Visualization challenge

The goal

So far, the exercises have done a lot of hand-holding in helping you to import and visualize networks. For this project, you will identify a network-based question that you think a visualization could help to answer, and create a visualization.

There are three parts of the assignment:

First, I want you to think about a question and draw on a piece of paper what you want the outcome to look like. For example, if you want to visualize whether people who have a certain attribute are more popular, you may decide to color nodes by in-degree and change their size or shape based on that attribute.
Second, you will do your best to recreate your idea using tidygraph and ggraph. I would like you to turn in both your drawing and your visualization.
Write a paragraph or two explaining what the visualization tells us about the question that you asked.

You are welcome to work with a partner if you would like. Just make it clear who you worked with and I would encourage you to be a bit more ambitious in what you try to do.

Dutch School Data

In 2003 and 2004, researchers repeatedly surveyed a number of Dutch school students about their friendships and their behavior. They were particularly interested in the relationship between friendships and drinking behavior. They recorded information about alcohol use, gender, age, ethnicity (whether Dutch or not), and religion.

You may want to ask questions like:

Are people who drink more more popular?
Are males or females more likely to have the same drinking behavior as their friends?
Are people of the dominant religion more likely to be popular? More likely to be friends with each other?

Resources

The Introduction to ggraph and tidygraph reading actually uses this dataset. You can look to that for examples to build on.

Data:

Descriptions of what each measure means are at this site, maintained by the people who collected the data.

To import the data you can right-click on and save the edge and node data files above to your computer and then import them into R.

Alternatively, the following code will download the files and create a graph object. You are welcome to reuse it.

library(tidyverse)
library(igraph)
library(tidygraph)
library(ggraph)

nodes = read_csv('https://canf24.jeremydfoote.com/resources/school_graph_nodes.csv')
edges = read_csv('https://canf24.jeremydfoote.com/resources/school_graph_edges.csv')

G = graph_from_data_frame(d=edges, v=nodes) %>% as_tbl_graph()

Harry Potter Data

The authors of this paper coded all of the peer support relationships in Harry Potter books. For each student, they also recorded their school year, gender and house.

You may want to ask questions like:

Are students of the same gender more likely to provide support?
Are Slytherins less likely to provide support?
Are older students more likely to provide support to younger students?
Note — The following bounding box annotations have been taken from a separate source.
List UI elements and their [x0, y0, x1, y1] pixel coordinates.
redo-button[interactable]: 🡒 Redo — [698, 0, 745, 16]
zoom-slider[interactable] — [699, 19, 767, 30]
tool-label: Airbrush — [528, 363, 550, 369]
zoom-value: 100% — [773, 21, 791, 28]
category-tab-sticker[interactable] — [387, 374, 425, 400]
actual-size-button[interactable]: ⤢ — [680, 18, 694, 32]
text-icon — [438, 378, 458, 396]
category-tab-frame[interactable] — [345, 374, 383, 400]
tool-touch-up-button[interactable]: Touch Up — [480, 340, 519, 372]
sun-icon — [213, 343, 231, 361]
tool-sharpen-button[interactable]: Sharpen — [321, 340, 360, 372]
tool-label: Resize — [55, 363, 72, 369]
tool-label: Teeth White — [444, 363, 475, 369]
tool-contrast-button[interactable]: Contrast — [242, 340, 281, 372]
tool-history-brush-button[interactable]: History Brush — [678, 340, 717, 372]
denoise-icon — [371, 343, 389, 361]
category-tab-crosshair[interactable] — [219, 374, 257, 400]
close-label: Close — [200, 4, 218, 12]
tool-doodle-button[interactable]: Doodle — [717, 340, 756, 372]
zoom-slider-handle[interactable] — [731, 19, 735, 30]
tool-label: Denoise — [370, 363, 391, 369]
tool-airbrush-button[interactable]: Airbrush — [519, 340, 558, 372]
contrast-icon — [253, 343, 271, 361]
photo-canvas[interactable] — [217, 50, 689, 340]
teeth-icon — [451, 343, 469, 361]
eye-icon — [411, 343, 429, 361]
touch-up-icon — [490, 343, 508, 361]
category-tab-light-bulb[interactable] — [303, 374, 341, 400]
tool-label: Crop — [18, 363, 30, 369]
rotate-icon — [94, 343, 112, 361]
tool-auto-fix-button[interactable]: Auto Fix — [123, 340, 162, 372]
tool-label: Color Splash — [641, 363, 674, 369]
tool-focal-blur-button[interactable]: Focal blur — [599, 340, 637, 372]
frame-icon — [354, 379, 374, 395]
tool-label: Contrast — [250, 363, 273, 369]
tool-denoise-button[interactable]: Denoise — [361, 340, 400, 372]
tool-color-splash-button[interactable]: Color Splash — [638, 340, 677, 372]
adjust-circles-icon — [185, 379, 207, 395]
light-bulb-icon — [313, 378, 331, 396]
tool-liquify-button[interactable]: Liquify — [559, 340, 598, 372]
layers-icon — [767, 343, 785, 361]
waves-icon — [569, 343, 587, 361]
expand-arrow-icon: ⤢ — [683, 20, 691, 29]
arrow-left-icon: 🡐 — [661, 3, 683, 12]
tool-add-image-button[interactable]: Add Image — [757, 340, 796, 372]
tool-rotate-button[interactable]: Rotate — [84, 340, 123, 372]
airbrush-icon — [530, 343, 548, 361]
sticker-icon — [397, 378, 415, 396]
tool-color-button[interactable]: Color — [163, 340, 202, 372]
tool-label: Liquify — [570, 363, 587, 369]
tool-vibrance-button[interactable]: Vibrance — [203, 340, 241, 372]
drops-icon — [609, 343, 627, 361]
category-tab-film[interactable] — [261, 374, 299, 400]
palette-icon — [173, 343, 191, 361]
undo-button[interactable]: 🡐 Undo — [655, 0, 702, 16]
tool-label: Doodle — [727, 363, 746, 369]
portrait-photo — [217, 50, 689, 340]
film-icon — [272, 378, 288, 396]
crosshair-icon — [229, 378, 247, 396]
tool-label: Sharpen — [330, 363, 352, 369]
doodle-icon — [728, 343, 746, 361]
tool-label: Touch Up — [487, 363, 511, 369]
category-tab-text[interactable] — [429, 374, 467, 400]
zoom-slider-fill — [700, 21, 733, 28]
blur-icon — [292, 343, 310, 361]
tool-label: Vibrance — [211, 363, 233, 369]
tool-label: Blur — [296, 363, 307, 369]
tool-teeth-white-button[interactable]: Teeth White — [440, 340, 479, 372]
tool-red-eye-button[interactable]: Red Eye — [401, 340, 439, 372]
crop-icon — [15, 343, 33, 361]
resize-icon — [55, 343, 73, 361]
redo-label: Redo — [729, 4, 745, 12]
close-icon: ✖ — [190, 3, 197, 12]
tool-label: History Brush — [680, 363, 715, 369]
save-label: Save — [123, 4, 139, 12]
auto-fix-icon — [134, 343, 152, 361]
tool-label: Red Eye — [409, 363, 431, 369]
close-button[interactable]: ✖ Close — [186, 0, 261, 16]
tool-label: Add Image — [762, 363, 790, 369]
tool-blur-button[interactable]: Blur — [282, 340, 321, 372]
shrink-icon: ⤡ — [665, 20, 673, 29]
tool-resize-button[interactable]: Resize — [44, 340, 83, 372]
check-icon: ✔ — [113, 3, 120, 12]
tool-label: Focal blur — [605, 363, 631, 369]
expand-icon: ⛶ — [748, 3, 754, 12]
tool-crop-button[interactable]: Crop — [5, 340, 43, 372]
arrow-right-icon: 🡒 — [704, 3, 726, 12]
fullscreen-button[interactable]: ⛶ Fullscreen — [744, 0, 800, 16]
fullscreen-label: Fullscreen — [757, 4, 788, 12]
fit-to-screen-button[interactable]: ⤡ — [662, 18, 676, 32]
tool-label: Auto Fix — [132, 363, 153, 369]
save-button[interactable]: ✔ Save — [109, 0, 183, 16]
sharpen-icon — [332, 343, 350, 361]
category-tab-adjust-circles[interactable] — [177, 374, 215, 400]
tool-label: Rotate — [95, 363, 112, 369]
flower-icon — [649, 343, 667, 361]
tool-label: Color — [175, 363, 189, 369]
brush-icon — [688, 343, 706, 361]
As with the Dutch school data, I’ve prepared some files and some code to get you started. These data files are for the fifth book. You may want to remove nodes who don’t have any edges (since they might not even appear in the book).

library(tidyverse)
library(igraph)
library(tidygraph)
library(ggraph)

nodes = read_csv('https://canf24.jeremydfoote.com/resources/harry_potter/hp_node_atts.csv')
edges = read_csv('https://canf24.jeremydfoote.com/resources/harry_potter/hp_edgelist.csv')

G = graph_from_data_frame(d=edges, v=nodes) %>% as_tbl_graph()